The 5 Questions Teachers Should Ask In A Reading Conference

The 5 Questions Teachers Should Ask In A Reading Conference

Literacy expert Sharon Callen reveals the key questions teachers should ask students to assess their literacy development.

Sharon recommend teachers use the Reading Conference method to evaluate the development and needs of students and help structure teaching practices better.

On episode 35 of The Teacher’s Tool Kit for Literacy, they talked about the benefits of a Reading Conference as opposed to a simple ‘multiple choice, question and answer’ testing process.

“[This] isn’t letting us have our eyes and ears on what the student is doing. It doesn’t give us insights into their thinking processes, their actions and what they’re choosing to do as a reader as they read. So the reading conference is an integral part of our reading workshops,” Sharon said.

For educators who are unaware of what a Reading Conference is, Sharon explained that it is an assessment and opportunity to gather information for teaching and learning.

“A Reading Conference is a meeting between a student and a teacher during which time a teacher tries to learn as much about the student’s reading,” she said.

“[This] includes things like what are their reading interests? What are their reading processes? We want to know about their fluency, their vocabulary, their decoding knowledge. So lots of reading process comprehension and what interests them as a reader. Why have they chosen this book?”

To gather extensive knowledge and have a truly purposeful Reading Conference, Sharon recommended five key questions to ask.

“These five questions are really the essentials of what I need to have in my mind if I want my reading conference to focus on what actions they are taking. What actions have they got under control and where do they need more and in what area?” Sharon said.

Reading Conference question 1: ‘What strategies do students use to help their reading?’

“So we should be looking for and observing ‘oh, I can see that they’re doing this, this is what is helping their reading’. But what if they stop? What if they reread? That’s a strategy they’re using to help them as readers. So we’re really looking at what do we see that they’re using that helps them as a reader?” Sharon explained.

“Sometimes we see children using strategies that aren’t helping them as a reader. So a student that I was conferring with the other day, he came to a word that he didn’t know, and I said ‘so what do you do? What strategies have you got? What do you do when you come to a word you don’t know?'”

Reading Conference question 2: ‘What do the students know about comprehension strategies?’

“So sometimes when I say to a teacher, ‘choose me a child that you want me to confer with’. And they’ll say ‘this child because they can read every word, but they don’t seem to know what they’re reading’. Well, what does that child know about comprehension strategies?” Sharon said.

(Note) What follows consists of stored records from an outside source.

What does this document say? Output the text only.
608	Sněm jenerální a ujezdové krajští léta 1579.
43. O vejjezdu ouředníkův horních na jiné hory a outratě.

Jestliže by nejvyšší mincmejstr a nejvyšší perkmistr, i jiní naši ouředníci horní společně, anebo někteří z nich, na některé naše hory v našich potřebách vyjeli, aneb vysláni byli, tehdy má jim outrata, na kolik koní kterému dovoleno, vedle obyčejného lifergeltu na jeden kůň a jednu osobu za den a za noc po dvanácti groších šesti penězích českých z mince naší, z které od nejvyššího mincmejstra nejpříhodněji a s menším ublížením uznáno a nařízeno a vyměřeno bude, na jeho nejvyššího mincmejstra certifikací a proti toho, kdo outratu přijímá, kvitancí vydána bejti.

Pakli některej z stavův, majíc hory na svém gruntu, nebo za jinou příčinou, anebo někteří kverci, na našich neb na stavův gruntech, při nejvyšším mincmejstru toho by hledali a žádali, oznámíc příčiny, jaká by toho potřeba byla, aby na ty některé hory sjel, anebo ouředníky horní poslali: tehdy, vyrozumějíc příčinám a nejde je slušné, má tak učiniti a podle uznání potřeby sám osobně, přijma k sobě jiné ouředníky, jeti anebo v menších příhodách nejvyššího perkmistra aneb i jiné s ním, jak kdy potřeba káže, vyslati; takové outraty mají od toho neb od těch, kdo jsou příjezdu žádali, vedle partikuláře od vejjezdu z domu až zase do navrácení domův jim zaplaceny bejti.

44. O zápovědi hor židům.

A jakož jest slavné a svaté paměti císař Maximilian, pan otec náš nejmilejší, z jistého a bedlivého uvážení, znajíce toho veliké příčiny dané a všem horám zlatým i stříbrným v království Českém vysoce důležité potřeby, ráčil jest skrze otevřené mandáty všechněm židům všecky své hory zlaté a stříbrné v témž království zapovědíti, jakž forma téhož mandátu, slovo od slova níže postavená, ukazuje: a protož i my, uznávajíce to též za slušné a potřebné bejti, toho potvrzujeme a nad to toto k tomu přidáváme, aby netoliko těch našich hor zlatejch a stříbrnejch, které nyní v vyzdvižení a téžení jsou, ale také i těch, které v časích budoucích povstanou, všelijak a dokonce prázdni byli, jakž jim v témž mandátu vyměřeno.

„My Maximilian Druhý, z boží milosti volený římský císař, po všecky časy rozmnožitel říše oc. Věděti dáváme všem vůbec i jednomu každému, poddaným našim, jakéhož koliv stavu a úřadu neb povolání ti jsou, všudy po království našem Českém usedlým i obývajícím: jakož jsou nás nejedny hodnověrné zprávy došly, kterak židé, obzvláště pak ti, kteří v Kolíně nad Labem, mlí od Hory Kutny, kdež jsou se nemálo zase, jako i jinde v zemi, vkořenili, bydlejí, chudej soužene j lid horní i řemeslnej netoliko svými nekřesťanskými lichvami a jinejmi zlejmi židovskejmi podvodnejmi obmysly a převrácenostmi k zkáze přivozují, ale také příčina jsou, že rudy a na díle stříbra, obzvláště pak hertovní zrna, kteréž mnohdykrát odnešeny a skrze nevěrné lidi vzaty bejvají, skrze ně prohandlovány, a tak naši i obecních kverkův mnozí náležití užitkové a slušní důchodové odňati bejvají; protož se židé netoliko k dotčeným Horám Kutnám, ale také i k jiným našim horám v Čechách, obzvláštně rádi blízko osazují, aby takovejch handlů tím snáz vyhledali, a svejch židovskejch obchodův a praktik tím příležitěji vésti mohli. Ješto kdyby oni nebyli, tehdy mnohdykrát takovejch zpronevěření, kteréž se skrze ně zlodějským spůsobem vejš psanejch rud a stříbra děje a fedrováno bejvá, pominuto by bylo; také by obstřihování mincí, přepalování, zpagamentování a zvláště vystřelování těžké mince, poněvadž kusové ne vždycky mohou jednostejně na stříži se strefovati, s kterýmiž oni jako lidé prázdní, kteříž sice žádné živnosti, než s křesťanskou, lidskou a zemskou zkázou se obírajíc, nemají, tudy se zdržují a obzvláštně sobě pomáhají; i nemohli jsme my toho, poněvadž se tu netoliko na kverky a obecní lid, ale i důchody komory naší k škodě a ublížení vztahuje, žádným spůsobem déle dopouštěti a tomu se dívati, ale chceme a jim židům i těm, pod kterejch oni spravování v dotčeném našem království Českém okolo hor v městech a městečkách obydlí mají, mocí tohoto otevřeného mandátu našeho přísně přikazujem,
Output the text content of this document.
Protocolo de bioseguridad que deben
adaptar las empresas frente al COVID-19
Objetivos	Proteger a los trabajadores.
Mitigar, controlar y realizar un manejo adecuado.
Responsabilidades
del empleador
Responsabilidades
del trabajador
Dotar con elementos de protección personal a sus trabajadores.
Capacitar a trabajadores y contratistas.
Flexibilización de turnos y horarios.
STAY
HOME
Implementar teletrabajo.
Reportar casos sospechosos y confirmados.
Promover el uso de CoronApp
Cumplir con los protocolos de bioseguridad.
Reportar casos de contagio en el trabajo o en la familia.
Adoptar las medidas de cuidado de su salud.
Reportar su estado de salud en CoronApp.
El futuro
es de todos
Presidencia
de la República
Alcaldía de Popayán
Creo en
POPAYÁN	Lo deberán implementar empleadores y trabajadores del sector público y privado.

“What does that child know about what they can do to make meaning from what they’re reading? So that’s a critical part. If they don’t know what to do to make sense of what they’re reading right there, there’s a strategy [they need to learn]. And as a class, I’d be absolutely focusing in on teaching comprehension strategies in the next mini lesson.”

Reading Conference question 3: ‘What do the students do when they come to a word they don’t recognise?’

“So this student I was talking about, he came to the word ‘layers’. He was reading about rainforests, and he didn’t know how to read the word. So I said, ‘what do you do to try and work out a word?’ And he said, ‘I sound it out but I still don’t know what that word is’. So he didn’t have another strategy for that word,” Sharon explained.

“So working towards those things is what we want to find out. How many strategies have they got for these things and do their strategies serve them to tackle words that they don’t recognise. If they’ve only got one strategy, it’s not enough.”

Reading conference question 4: ‘How do the students clarify the meaning of a word?’

Reading conference question 5: ‘Do the students self-correct to clarify the meaning?’

Part of understanding the text is clarifying the meaning of a word and self-correcting to clarify the meaning, both of which are covered in the fourth and fifth questions.

“So [continuing the example] this student also needed to clarify the meaning of ‘layers’, and to do that his book gave us a little gift. It was in bold and because it was in bold, it meant that in the diagram it gave us more information. So that text gave us information to work out what was the meaning of the word, so I was able to bring a whole new strategy there for how to work out the meaning of a word in a nonfiction text that has bold print,” Sharon said.